We also studied a healthy male who was incidentally found to have 347(–30)del5, a 5-bp deletion in a noncoding region of SH2D1A that was previously reported to cause disease,¹⁵  because it was identified in a male with a clinical diagnosis of XLP. It is possible that this mutation is disease causing and that the individual in this study (father of patient 5) has remained presymptomatic for more than 30 years. However, this nucleotide change is located 30 bp upstream of the intron-exon boundary and may not cause any effects on mRNA splicing. The sister of patient 5 has 2 nucleotide changes in the SH2D1A gene, 191G>A from her mother and 347(–30)del5 from her father. She had decreased SH2D1A expression by flow cytometry compared with healthy controls. Her mother shared the 191G>A mutation and had similar decreased protein expression. These data suggest that the 347(–30)del5 nucleotide change does not have significant impact on SH2D1A protein expression. None of the family members had symptoms consistent with XLP. Thus, on the basis of lack of clinical phenotype and demonstrated normal SH2D1A expression, we suggest that 347(–30)del5 is a genetic variant, not a pathologic mutant. We propose that correlating SH2D1A expression with nucleotide changes in SH2D1A may help to exclude those that are not clinically significant.

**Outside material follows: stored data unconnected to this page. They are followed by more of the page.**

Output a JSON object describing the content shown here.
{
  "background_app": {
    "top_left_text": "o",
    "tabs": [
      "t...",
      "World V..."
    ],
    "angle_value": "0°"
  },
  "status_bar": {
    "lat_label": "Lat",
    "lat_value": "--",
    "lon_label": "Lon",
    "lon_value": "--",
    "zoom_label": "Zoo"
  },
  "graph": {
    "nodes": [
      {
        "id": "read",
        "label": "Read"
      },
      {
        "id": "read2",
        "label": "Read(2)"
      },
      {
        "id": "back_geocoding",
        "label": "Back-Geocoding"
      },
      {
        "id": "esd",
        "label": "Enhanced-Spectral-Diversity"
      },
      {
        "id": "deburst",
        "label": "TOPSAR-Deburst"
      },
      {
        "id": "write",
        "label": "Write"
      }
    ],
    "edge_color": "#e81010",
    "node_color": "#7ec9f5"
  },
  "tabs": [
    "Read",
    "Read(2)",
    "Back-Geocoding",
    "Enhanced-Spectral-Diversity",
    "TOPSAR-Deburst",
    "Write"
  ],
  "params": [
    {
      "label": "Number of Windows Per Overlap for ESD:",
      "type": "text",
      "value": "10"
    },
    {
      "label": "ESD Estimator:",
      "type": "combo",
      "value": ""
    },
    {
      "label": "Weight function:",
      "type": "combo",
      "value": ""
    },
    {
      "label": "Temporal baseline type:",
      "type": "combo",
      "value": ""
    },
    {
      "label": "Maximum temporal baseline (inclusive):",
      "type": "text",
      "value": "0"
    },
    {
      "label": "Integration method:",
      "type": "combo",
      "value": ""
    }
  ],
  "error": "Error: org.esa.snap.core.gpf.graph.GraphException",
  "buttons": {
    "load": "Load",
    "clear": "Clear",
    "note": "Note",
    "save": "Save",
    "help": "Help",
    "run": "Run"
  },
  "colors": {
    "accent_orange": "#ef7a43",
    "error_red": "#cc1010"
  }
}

According to a previous study, T and NK cells, but not B cells or monocytes, were responsible for the detection of SH2D1A in normal peripheral blood using immunoblots.²²  No previous studies, however, have reported the extent of SH2D1A expression in T and NK cell subsets. Our analyses clearly show that the proportions of SH2D1A-positive cells in cytotoxic lymphocyte subsets, including CD8⁺ T cells, CD56⁺ T cells, and NK cells, are significant but not universal (65%, 73%, and 48%, respectively). It has previously been concluded that helper CD4⁺ T cells express SH2D1A.¹⁷  These conclusions were based on observations in leukemic cell lines or long-term culture of lymphocytes stimulated in vitro.¹⁴  In our experiments, using freshly obtained peripheral blood lymphocytes, helper T cells, defined as CD3⁺ and CD8^– lymphocytes, express little SH2D1A protein. This observation suggests that the expression of SH2D1A is regulated differently in T cell subsets and NK cytotoxic lymphocytes in vivo.

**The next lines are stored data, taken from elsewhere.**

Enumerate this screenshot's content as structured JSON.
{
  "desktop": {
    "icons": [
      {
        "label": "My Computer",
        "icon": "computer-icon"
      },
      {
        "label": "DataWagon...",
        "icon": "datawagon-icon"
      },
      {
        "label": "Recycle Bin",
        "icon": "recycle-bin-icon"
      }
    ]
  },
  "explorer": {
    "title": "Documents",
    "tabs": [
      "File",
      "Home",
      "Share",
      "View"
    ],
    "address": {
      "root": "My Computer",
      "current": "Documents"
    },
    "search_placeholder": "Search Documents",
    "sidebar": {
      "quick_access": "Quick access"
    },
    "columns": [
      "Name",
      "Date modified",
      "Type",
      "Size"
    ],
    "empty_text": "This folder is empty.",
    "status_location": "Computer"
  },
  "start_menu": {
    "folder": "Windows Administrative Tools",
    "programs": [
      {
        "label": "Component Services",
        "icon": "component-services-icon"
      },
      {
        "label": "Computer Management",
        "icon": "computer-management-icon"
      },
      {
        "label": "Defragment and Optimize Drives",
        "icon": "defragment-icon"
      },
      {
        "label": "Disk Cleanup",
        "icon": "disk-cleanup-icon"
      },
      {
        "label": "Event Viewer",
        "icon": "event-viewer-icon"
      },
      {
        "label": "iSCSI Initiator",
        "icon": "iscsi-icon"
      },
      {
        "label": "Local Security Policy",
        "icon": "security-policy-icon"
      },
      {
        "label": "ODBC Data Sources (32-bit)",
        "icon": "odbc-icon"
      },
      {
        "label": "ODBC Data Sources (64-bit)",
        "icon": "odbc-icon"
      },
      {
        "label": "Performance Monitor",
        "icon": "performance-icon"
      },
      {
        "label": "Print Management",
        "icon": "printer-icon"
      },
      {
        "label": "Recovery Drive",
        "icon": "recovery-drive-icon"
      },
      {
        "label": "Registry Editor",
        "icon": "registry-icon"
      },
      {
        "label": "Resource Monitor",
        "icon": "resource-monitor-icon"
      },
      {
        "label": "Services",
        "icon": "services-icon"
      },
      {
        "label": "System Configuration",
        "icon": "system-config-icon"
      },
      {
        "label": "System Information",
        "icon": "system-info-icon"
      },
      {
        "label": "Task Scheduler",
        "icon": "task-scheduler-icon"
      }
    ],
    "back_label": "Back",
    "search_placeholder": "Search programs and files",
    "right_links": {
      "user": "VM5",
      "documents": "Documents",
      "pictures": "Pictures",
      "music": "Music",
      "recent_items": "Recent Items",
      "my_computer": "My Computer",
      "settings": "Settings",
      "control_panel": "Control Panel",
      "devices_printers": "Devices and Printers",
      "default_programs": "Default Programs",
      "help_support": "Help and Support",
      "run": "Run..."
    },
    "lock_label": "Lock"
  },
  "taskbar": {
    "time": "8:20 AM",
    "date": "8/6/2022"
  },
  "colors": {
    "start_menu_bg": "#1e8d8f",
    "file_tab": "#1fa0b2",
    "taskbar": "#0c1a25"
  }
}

Recently, Hugle et al²³  reported that they detected SH2D1A protein in a patient with XLP by immunoblot using a different antibody. The patient had a missense mutation (79G>A), introducing G27S single amino acid alteration. Although we have not yet analyzed any samples with the same G27S mutation, it is possible that the mutated SH2D1A protein could be detected by our flow cytometric method. Further studies are needed to expose such potential intrinsic limitations of this flow cytometric method.

In conclusion, the patient study suggests that a flow cytometric assay examining different lymphocyte populations constitutes a rapid and sensitive approach for the diagnosis of XLP and for the screening of potential carriers of XLP. We recommend that in addition to genetic analysis, all patients with clinical criteria consistent with XLP be studied for intracellular SH2D1A staining. In families in whom SH2D1A deficiency has been documented and the SH2D1A-staining pattern in an affected member has been determined, this technique can be reliably applied to screen asymptomatic male newborns for XLP.

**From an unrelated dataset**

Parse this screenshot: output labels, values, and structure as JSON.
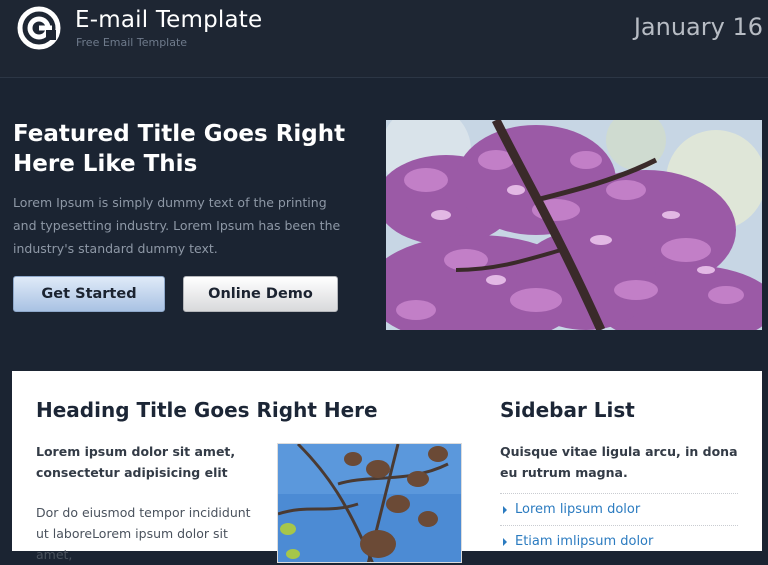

Furthermore, some patients with HLH without SH2D1A mutations showed slightly decreased intracellular SH2D1A staining patterns. It is possible that the expression of SH2D1A protein can be functionally suppressed in these patients, as has been reported in patients with rheumatoid arthritis.²⁴  Additional studies are needed to determine the relationship between the function of SH2D1A and life-threatening hemophagocytic syndromes.

We thank all the participating families and physicians for their generous cooperation in this study, and we thank Sue Vergamini and Daniel Marmer for excellent technical support.